Lienne took her hand. Though Mariette’s expression remained gentle as ever, her hand was cold to the touch.
“We will help you as much as we can.”
Mariette nodded, then raised her voice slightly as if to shift the mood.
“Well then, I think the time has come to explain why I paid the two of you such an impolite visit at this late hour.”
Mariette gestured for the lady-in-waiting who always remained close at hand to come nearer. In the lady-in-waiting’s hands was a single thick book.
“Would either of you care to guess what this is?”
Lienne could not make heads or tails of it and only tilted her head. Like those books in the royal archives of Resotia that bore no title on their spines, it exuded an air of secrecy simply by existing.
“I really couldn’t say.”
At Lienne’s answer, Mariette drew up the corner of her mouth in a mischievous smile.
“You mentioned you’ll be staying two days? Then you’ll be quite busy indeed. There’s more inside than you might expect, so it’ll be difficult to finish it all in that time.”
“Whatever could it be, that we must read it within two days?”
“This is a letter and diary that Stuart left for me.”
It was Ricardo, not Lienne, who reacted most strongly to her words.
“A diary? Then it must contain accounts of the time that has passed.”

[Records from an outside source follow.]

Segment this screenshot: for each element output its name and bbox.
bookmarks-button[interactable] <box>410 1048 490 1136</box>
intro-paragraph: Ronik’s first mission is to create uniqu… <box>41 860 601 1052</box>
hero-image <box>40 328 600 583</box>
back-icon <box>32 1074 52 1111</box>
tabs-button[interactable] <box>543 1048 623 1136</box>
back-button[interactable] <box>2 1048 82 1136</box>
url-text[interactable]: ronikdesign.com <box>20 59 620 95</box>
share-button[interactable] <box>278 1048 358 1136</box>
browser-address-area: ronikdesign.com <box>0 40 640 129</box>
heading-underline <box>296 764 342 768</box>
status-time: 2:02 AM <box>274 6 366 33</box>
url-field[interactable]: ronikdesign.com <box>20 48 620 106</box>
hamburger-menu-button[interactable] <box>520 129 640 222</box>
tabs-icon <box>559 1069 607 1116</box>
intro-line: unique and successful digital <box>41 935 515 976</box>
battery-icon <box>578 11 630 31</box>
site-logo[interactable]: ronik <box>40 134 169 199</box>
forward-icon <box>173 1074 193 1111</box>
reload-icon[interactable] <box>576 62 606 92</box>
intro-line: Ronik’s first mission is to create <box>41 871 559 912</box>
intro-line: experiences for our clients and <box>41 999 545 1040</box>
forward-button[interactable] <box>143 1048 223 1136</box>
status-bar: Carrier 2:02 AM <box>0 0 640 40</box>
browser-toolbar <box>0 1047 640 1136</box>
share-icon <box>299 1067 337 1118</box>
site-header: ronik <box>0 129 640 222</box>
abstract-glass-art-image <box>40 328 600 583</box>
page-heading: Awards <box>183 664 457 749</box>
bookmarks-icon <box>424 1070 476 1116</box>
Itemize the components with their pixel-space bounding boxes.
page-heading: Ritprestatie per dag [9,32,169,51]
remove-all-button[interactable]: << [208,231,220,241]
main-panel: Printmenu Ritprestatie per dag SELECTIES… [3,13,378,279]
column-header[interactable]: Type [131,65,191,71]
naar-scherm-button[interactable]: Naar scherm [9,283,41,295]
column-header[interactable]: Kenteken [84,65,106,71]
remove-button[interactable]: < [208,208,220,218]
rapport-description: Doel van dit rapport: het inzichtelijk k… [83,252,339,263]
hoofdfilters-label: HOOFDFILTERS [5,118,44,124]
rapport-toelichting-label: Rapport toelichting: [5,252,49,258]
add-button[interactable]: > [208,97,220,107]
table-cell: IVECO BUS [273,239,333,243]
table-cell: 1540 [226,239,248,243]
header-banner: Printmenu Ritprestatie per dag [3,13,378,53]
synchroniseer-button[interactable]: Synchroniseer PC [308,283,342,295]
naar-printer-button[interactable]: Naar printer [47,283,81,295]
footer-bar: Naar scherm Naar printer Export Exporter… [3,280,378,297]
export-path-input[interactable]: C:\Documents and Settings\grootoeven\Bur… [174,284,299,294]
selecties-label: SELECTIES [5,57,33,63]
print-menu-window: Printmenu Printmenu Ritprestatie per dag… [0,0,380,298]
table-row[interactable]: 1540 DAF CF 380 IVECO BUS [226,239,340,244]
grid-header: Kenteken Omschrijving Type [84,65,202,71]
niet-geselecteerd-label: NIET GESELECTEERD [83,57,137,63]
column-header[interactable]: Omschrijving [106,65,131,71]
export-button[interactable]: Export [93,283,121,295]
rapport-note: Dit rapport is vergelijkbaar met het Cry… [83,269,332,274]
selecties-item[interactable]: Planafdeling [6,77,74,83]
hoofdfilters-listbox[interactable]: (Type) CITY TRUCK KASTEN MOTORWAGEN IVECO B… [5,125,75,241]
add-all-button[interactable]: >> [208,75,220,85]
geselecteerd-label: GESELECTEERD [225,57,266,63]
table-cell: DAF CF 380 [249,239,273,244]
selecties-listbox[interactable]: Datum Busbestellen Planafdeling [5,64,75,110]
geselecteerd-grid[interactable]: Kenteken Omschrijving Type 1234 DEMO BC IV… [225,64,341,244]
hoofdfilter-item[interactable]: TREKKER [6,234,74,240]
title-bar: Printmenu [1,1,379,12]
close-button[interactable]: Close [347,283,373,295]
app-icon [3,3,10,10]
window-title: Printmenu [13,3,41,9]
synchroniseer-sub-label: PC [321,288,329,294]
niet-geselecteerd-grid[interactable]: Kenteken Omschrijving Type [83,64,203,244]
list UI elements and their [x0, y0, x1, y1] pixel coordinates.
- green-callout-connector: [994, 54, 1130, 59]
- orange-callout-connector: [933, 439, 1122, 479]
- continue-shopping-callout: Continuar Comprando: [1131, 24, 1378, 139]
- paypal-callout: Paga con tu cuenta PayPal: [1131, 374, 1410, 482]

“Our King is sharp as ever, I see. That’s right. Recorded in here are the two of you — your past. Or rather, your previous lives. And in considerable detail, at that.”
Lienne and Ricardo exchanged a glance as if they had arranged it beforehand.
They had thought they would never know how the two of them, who had shared so little in their past lives, had come to meet again and fall in love — and now to find that such a secret record existed was almost beyond belief.
“I expect tonight you’ll find it quite hard to fall asleep. You’ll be too busy reading.”